Der russische Präsident Wladimir Putin und der damalige Ministerpräsident Dmitri Medwedew in einem orthodoxen Kloster in Istra.
Foto: APA/AFP/SPUTNIK/YEKATERINA SHTUKINA

STANDARD: Gibt es Anzeichen dafür, dass Putin seine Kriegsziele revidiert hat?

Kotkin: Wir haben von Anfang an versucht, uns Klarheit über die russischen Kriegsziele zu verschaffen und Hinweise auf eine tatsächliche Änderung dieser Kriegsziele zu finden, nachdem der Krieg nicht wie geplant verlaufen ist. Präsident Putin ging mit maximalistischen Zielen in diesen Krieg: der Annexion ukrainischen Territoriums, insbesondere der Anbindung des von Russland kontrollierten Ostens und der Krim im Süden, sowie der Entmilitarisierung und Neutralität der Restukraine. Es gibt keine Anzeichen dafür, dass Präsident Putin von diesen Zielen abgerückt ist. Er hat keine Erklärungen diesbezüglich abgegeben. Einige seiner Gefolgsleute, darunter der Verteidigungsminister, haben angedeutet, dass die Kriegsziele eingegrenzt werden könnten. Diese Andeutungen verdienen zwar Aufmerksamkeit, werden aber von der Ukraine, von Washington, der EU und der Nato zu Recht mit Skepsis betrachtet, bis überzeugende Beweise für eine Eingrenzung der Kriegsziele vorliegen.
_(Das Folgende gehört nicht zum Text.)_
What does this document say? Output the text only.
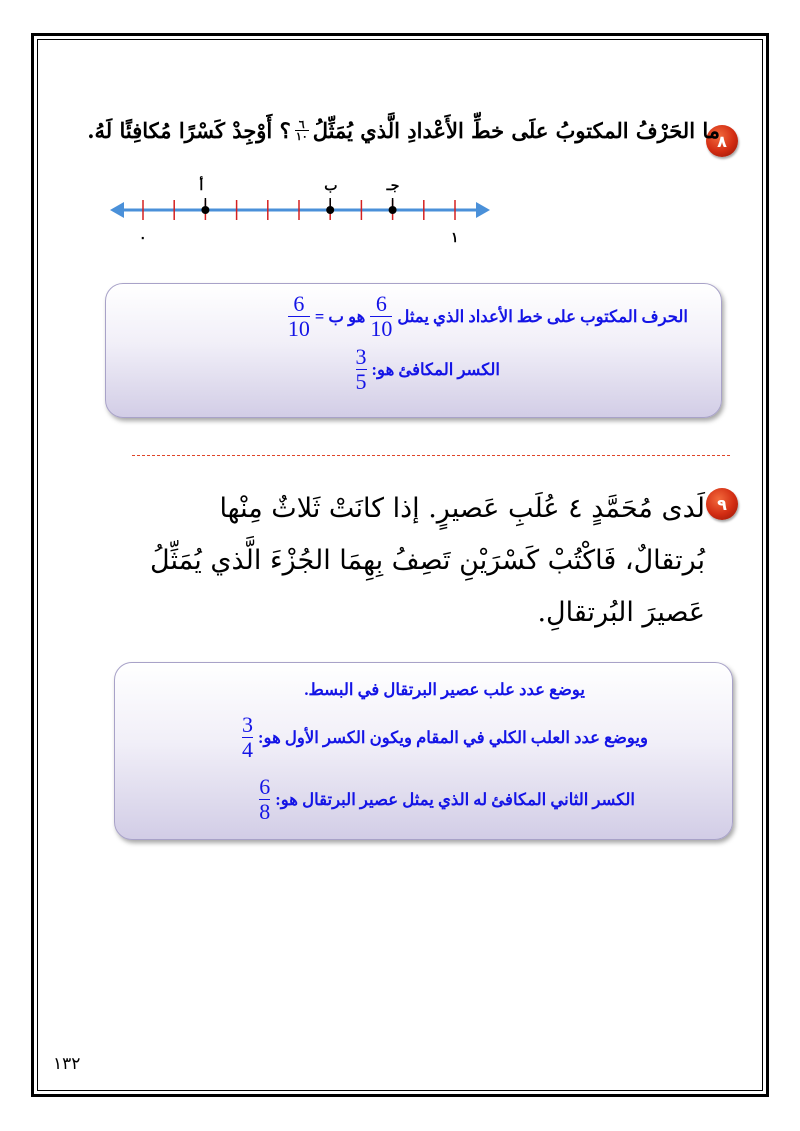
٨
ما الحَرْفُ المكتوبُ علَى خطِّ الأَعْدادِ الَّذي يُمَثِّلُ
$\frac{٦}{١٠}$
؟ أَوْجِدْ كَسْرًا مُكافِئًا لَهُ.
٠	١
أ	ب	جـ
الحرف المكتوب على خط الأعداد الذي يمثل
$\frac{6}{10}$
هو ب =
$\frac{6}{10}$
الكسر المكافئ هو:
$\frac{3}{5}$
٩
لَدى مُحَمَّدٍ ٤ عُلَبِ عَصيرٍ. إذا كانَتْ ثَلاثٌ مِنْها بُرتقالٌ، فَاكْتُبْ كَسْرَيْنِ تَصِفُ بِهِمَا الجُزْءَ الَّذي يُمَثِّلُ عَصيرَ البُرتقالِ.
يوضع عدد علب عصير البرتقال في البسط.
ويوضع عدد العلب الكلي في المقام ويكون الكسر الأول هو:
$\frac{3}{4}$
الكسر الثاني المكافئ له الذي يمثل عصير البرتقال هو:
$\frac{6}{8}$
١٣٢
Jedem ist inzwischen klar, dass die Russen nicht drei Meter groß sind. Aber wir sollten nicht den Fehler machen, daraus zu schließen, dass sie Zwerge sind. Die Russen verfügen über zahlreiche Fähigkeiten, die der Ukraine und dem Westen schweren Schaden zufügen können. Der Krieg könnte bald enden. Er könnte aber auch noch sehr lange weitergehen –mit vielen weiteren Toten. Weitere Überraschungen könnte es auch geben. Wir sehen den 9. Mai, den Jahrestag des Sieges im Zweiten Weltkrieg, als ein Datum, an dem Präsident Putin eine Art Sieg in der Ukraine verkünden könnte. Damit könnte er den jetzigen Krieg mit der Niederlage Nazideutschlands in Verbindung bringen.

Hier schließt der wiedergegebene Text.